Está ocorrendo a 21° edição do Big Brother Brasil (BBB), a versão brasileira do reality show Big Brother (nome e ideia inspirada no livro ‘1984’ de George Orwell) que consiste em confinar um número X de participantes em uma casa vigiada 24h por dia, na qual a única comunicação com o meio externo é o ‘’Big Brother’’ que seria o apresentador do programa que instrui os participantes, e durante 3 meses ocorrem diversos desafios e provas, nos quais semanalmente através dos paredões, elimina-se um participante, até que no final tenha o grande finalista (esse que atualmente ganha o prêmio de 1,5 milhão de reais).
A edição desse ano é a primeira que apresenta o maior número de pessoas negras, além de ter aberto muitos debates a respeito de raça, gênero, dentre as pautas sociais, e já na primeira semana de reality ocorreram desentendimentos entre os participantes, que levantaram temas e comportamentos para muito além do jogo que acontece dentro da casa. Toda a comoção interna e externa gerada pela casa mais vigiada e famosa do Brasil, trouxe-me diversos questionamentos e pensamentos que irei expor aqui, não tenho como foco tomar partido de nenhum participante.

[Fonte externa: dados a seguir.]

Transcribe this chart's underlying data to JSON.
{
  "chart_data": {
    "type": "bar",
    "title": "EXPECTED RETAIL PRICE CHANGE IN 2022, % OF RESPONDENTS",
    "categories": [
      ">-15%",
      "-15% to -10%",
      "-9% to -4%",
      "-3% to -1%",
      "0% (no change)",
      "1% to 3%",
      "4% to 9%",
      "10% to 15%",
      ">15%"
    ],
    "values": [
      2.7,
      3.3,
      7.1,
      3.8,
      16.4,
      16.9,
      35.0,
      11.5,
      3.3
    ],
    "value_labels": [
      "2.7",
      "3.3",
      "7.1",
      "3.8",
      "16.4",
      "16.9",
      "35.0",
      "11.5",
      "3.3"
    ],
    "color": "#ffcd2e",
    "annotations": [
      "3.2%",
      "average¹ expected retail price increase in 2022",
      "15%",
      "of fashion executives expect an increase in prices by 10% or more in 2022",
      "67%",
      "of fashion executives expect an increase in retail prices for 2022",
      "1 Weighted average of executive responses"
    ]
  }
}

A começar pela ideia gerada na internet de enxergar a terapia como método calmante dos ânimos da pessoa ou a terapia como solução para os problemas da vida do indivíduo, duas concepções extremamente equivocadas, rasas e elitistas. Ocorre uma fetichização da terapia, na qual ela é vista como um mecanismo de tornar as pessoas agradáveis, domesticar e padronizar os sujeitos, como se através dela fosse possível (e necessário) alcançar uma regulação de comportamentos.
Alimentar a ideia de que a tristeza, choro, raiva (em situações diversas) é sinal de que se precisa urgentemente buscar um consultório psicológico, fomenta a visão individualista tanto de que a clínica é o único lugar existente para se lidar com essas emoções ‘adversas’ quanto se exclui todo o contexto sócio-histórico que se deve levar em conta, visto que em muitas situações se precisa garantir os direitos básicos humanos antes de pensar de maneira clínica.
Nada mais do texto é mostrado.